Immigration “Reform” Update
The Senate is now working against the clock to wrap-up a series of votes on amendments that could make or break the grand compromise on immigration reform. Yesterday, Senate Democrat Leader Harry Reid filed a cloture motion to cut off debate, dramatically limiting the ability of senators to amend the bill. A key vote could come tomorrow, and if it fails, Reid could pull the bill from the Senate floor and move on to other issues.
Here are just two of the amendments the Senate has shot down in the past 24 hours: Yesterday, the Senate defeated an amendment by Republican Leader Mitch McConnell requiring a photo ID to vote in order to combat voter fraud. Just hours ago, the Senate defeated an amendment by Sen. John Cornyn of Texas to prevent criminal aliens – gang members, those with felony convictions and those currently facing deportation orders – from gaining legal status under this bill. Unbelievably, this amendment was defeated on a largely party-line vote of 46-to-51.

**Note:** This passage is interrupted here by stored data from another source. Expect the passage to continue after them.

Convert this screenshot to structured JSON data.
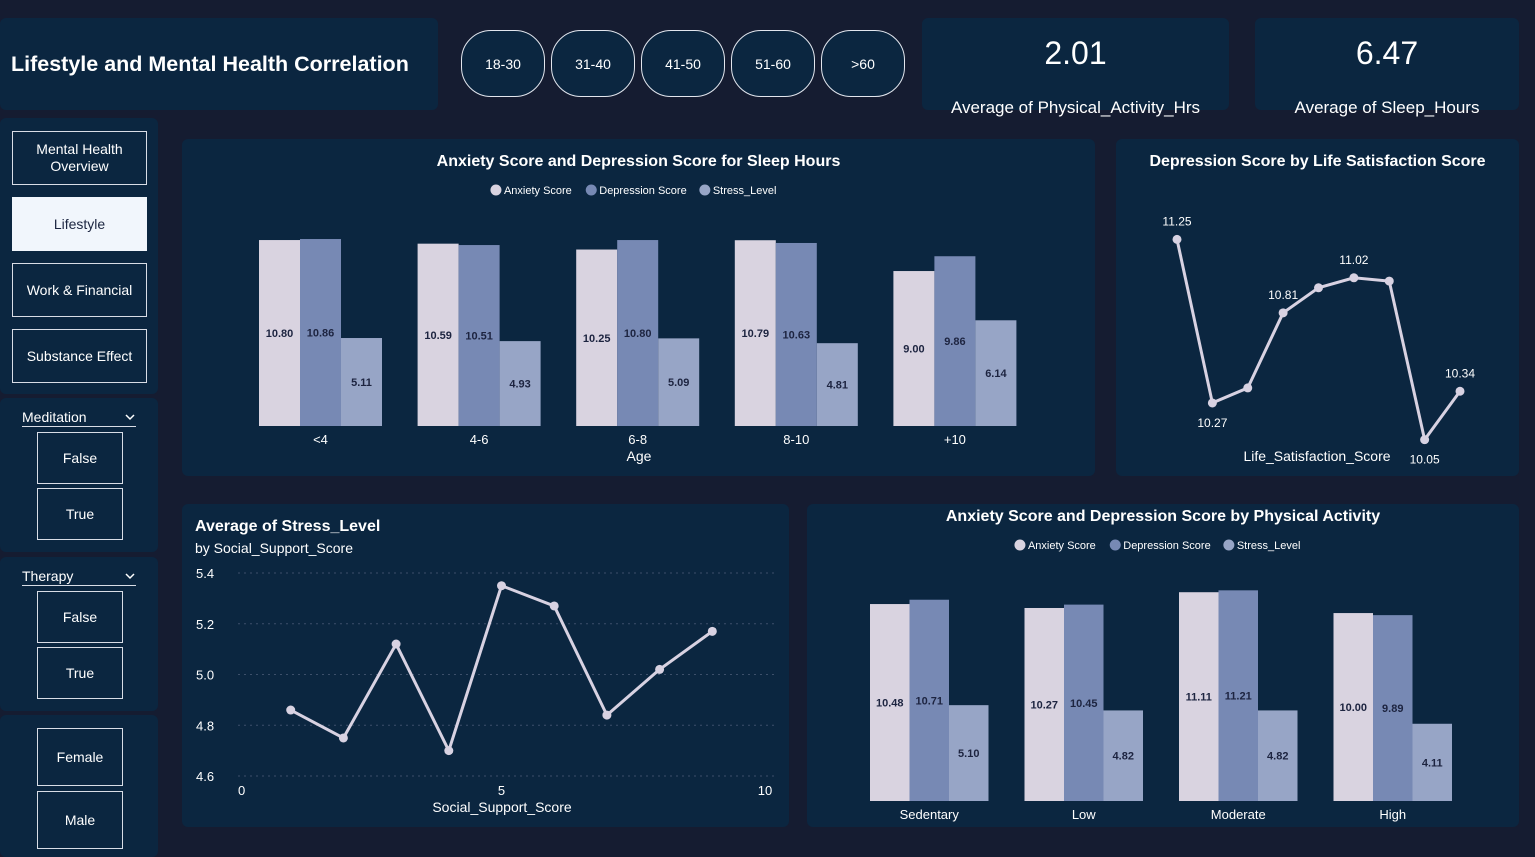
{
  "header": {
    "title": "Lifestyle and Mental Health Correlation",
    "age_buttons": [
      "18-30",
      "31-40",
      "41-50",
      "51-60",
      ">60"
    ],
    "kpis": [
      {
        "value": "2.01",
        "label": "Average of Physical_Activity_Hrs"
      },
      {
        "value": "6.47",
        "label": "Average of Sleep_Hours"
      }
    ]
  },
  "nav": {
    "items": [
      "Mental Health Overview",
      "Lifestyle",
      "Work & Financial",
      "Substance Effect"
    ],
    "active": "Lifestyle"
  },
  "slicers": {
    "meditation": {
      "title": "Meditation",
      "options": [
        "False",
        "True"
      ]
    },
    "therapy": {
      "title": "Therapy",
      "options": [
        "False",
        "True"
      ]
    },
    "gender": {
      "options": [
        "Female",
        "Male"
      ]
    }
  },
  "colors": {
    "background": "#151c31",
    "panel": "#0b2640",
    "anxiety": "#d9d3e0",
    "depression": "#7789b4",
    "stress": "#97a5c6",
    "line": "#d8d2e2"
  },
  "chart_data": [
    {
      "id": "sleep",
      "type": "bar",
      "title": "Anxiety Score and Depression Score for Sleep Hours",
      "xlabel": "Age",
      "categories": [
        "<4",
        "4-6",
        "6-8",
        "8-10",
        "+10"
      ],
      "series": [
        {
          "name": "Anxiety Score",
          "values": [
            10.8,
            10.59,
            10.25,
            10.79,
            9.0
          ]
        },
        {
          "name": "Depression Score",
          "values": [
            10.86,
            10.51,
            10.8,
            10.63,
            9.86
          ]
        },
        {
          "name": "Stress_Level",
          "values": [
            5.11,
            4.93,
            5.09,
            4.81,
            6.14
          ]
        }
      ],
      "data_labels": [
        [
          "10.80",
          "10.59",
          "10.25",
          "10.79",
          "9.00"
        ],
        [
          "10.86",
          "10.51",
          "10.80",
          "10.63",
          "9.86"
        ],
        [
          "5.11",
          "4.93",
          "5.09",
          "4.81",
          "6.14"
        ]
      ],
      "ylim": [
        0,
        11.5
      ],
      "legend": "top-center"
    },
    {
      "id": "lifesat",
      "type": "line",
      "title": "Depression Score by Life Satisfaction Score",
      "xlabel": "Life_Satisfaction_Score",
      "x": [
        1,
        2,
        3,
        4,
        5,
        6,
        7,
        8,
        9,
        10
      ],
      "values": [
        11.25,
        10.27,
        10.36,
        10.81,
        10.96,
        11.02,
        11.0,
        10.05,
        10.34
      ],
      "labels": [
        {
          "index": 0,
          "text": "11.25"
        },
        {
          "index": 1,
          "text": "10.27"
        },
        {
          "index": 3,
          "text": "10.81"
        },
        {
          "index": 5,
          "text": "11.02"
        },
        {
          "index": 7,
          "text": "10.05"
        },
        {
          "index": 8,
          "text": "10.34"
        }
      ],
      "ylim": [
        10.0,
        11.45
      ]
    },
    {
      "id": "social",
      "type": "line",
      "title": "Average of Stress_Level",
      "subtitle": "by Social_Support_Score",
      "xlabel": "Social_Support_Score",
      "x": [
        1,
        2,
        3,
        4,
        5,
        6,
        7,
        8,
        9
      ],
      "values": [
        4.86,
        4.75,
        5.12,
        4.7,
        5.35,
        5.27,
        4.84,
        5.02,
        5.17
      ],
      "xlim": [
        0,
        10
      ],
      "xticks": [
        "0",
        "5",
        "10"
      ],
      "ylim": [
        4.6,
        5.4
      ],
      "yticks": [
        "4.6",
        "4.8",
        "5.0",
        "5.2",
        "5.4"
      ],
      "grid": true
    },
    {
      "id": "physical",
      "type": "bar",
      "title": "Anxiety Score and Depression Score by Physical Activity",
      "categories": [
        "Sedentary",
        "Low",
        "Moderate",
        "High"
      ],
      "series": [
        {
          "name": "Anxiety Score",
          "values": [
            10.48,
            10.27,
            11.11,
            10.0
          ]
        },
        {
          "name": "Depression Score",
          "values": [
            10.71,
            10.45,
            11.21,
            9.89
          ]
        },
        {
          "name": "Stress_Level",
          "values": [
            5.1,
            4.82,
            4.82,
            4.11
          ]
        }
      ],
      "data_labels": [
        [
          "10.48",
          "10.27",
          "11.11",
          "10.00"
        ],
        [
          "10.71",
          "10.45",
          "11.21",
          "9.89"
        ],
        [
          "5.10",
          "4.82",
          "4.82",
          "4.11"
        ]
      ],
      "ylim": [
        0,
        11.6
      ],
      "legend": "top-center"
    }
  ]
}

So where does this bill stand with public? After weeks of debate, after a full court press by the White House, and even after hostile shots from the president at his own base, a new poll by Rasmussen Reports shows that support for the “grand compromise” is in fact falling. Last week, 26% of likely voters supported the bill. This week, it’s down to 23%. Now some politicians are insisting that this bill is better than nothing, but on that point the voters disagree, too, and by a wide margin. When asked to choose between passing this bill or no bill at all, 32% prefer passing this bill, while 49% prefer no bill at all.

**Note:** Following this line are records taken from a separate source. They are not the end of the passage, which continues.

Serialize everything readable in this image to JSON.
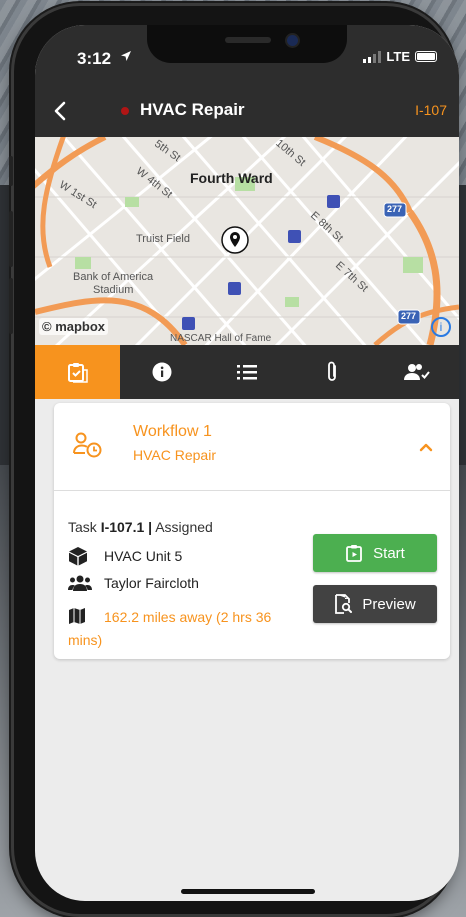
{
  "status_bar": {
    "time": "3:12",
    "carrier": "LTE"
  },
  "app_bar": {
    "title": "HVAC Repair",
    "code": "I-107"
  },
  "map": {
    "labels": {
      "area": "Fourth Ward",
      "w_4th": "W 4th St",
      "w_1st": "W 1st St",
      "w_5th": "5th St",
      "st_10th": "10th St",
      "e_8th": "E 8th St",
      "e_7th": "E 7th St",
      "truist": "Truist Field",
      "boa": "Bank of America",
      "stadium": "Stadium",
      "nascar": "NASCAR Hall of Fame",
      "hwy_277": "277",
      "hwy_277b": "277"
    },
    "attribution": "© mapbox",
    "info_glyph": "i"
  },
  "tabs": [
    {
      "name": "task-icon",
      "active": true
    },
    {
      "name": "info-icon",
      "active": false
    },
    {
      "name": "list-icon",
      "active": false
    },
    {
      "name": "attachment-icon",
      "active": false
    },
    {
      "name": "users-icon",
      "active": false
    }
  ],
  "workflow": {
    "title": "Workflow 1",
    "subtitle": "HVAC Repair",
    "task_label": "Task ",
    "task_id": "I-107.1 |",
    "task_status": " Assigned",
    "asset": "HVAC Unit 5",
    "assignee": "Taylor Faircloth",
    "distance": "162.2 miles away (2 hrs 36 mins)",
    "start_label": "Start",
    "preview_label": "Preview"
  },
  "colors": {
    "accent": "#f7931e",
    "start": "#4caf50",
    "preview": "#424242",
    "bar": "#2d2d2d",
    "status_dot": "#b01515"
  }
}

The Persecution Of Scooter Libby
Yesterday, Scooter Libby, Vice President Dick Cheney’s former chief of staff, was sentenced to two-and-a-half years in jail, fined $250,000 and given two years probation after he gets out of prison for his role in the Valerie Plame CIA leak “scandal.” Just to remind you: Scooter Libby did not leak Plame’s name; Richard Armitage, Colin Powell’s deputy at the State Department, was the “leaker” and the prosecutor investigating this “scandal” knew that. But, let’s compare Libby’s sentence to that of other prominent individuals. As was noted in last night’s debate, Bill Clinton lied to a grand jury and got his law license suspended and was fined $25,000 – no jail time, no six figure fine. Sandy Berger, Clinton’s former National Security Advisor, stole and destroyed classified documents from the National Archives and lied to investigators. Berger’s punishment: a three-year suspension of his security clearance, a $50,000 fine and 100 hours of community service. And there’s still a member of Congress sitting on Capitol Hill who was caught with $90,000 in his freezer, by the way.

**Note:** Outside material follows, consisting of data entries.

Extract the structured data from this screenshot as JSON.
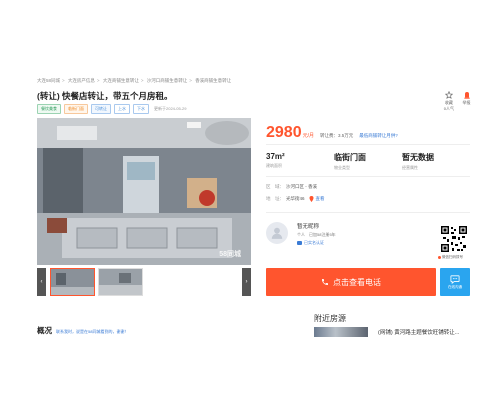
{
  "breadcrumb": [
    "大连58同城",
    "大连房产信息",
    "大连商铺生意转让",
    "沙河口商铺生意转让",
    "香溪商铺生意转让"
  ],
  "title": "(转让) 快餐店转让，带五个月房租。",
  "tags": [
    {
      "label": "餐饮美食",
      "style": "green"
    },
    {
      "label": "临街门面",
      "style": "orange"
    },
    {
      "label": "可转让",
      "style": "blue"
    },
    {
      "label": "上水",
      "style": "plain"
    },
    {
      "label": "下水",
      "style": "plain"
    }
  ],
  "publish_date": "更新于2024-05-29",
  "actions": {
    "favorite_label": "收藏",
    "favorite_count": "0人气",
    "report_label": "举报"
  },
  "price": {
    "amount": "2980",
    "unit": "元/月",
    "fee": "转让费：3.5万元",
    "calc_link": "最低商铺转让月供?"
  },
  "stats": [
    {
      "value": "37m²",
      "label": "建筑面积"
    },
    {
      "value": "临街门面",
      "label": "物业类型"
    },
    {
      "value": "暂无数据",
      "label": "经营属性"
    }
  ],
  "info": {
    "area_key": "区　域：",
    "area_value": "沙河口区 - 香溪",
    "addr_key": "地　址：",
    "addr_value": "光华街46",
    "map_link": "查看"
  },
  "agent": {
    "name": "暂无昵称",
    "sub": "个人　已加58注册5年",
    "verify": "已实名认证"
  },
  "qr_caption": "微信扫码拨号",
  "call_button": "点击查看电话",
  "chat_button": "在线沟通",
  "watermark": "58同城",
  "overview": {
    "heading": "概况",
    "sub": "联系我时，说是在58同城看到的，谢谢！"
  },
  "nearby": {
    "heading": "附近房源",
    "item": "(网铺) 黄河路主题餐饮旺铺转让..."
  },
  "colors": {
    "accent": "#ff552e",
    "link": "#3a7bd5",
    "chat": "#2aa5ef"
  }
}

I don’t mean to excuse Libby’s conduct, but there is no “justice” here. Scooter Libby served his country with distinction, has no criminal record to justify this extreme sentence, and even one of the jurors who heard his case has said he ought to be pardoned. I agree. The persecution of Scooter Libby is the latest example of the criminalization of politics that is taking place in Washington, and it will discourage good people from entering public service.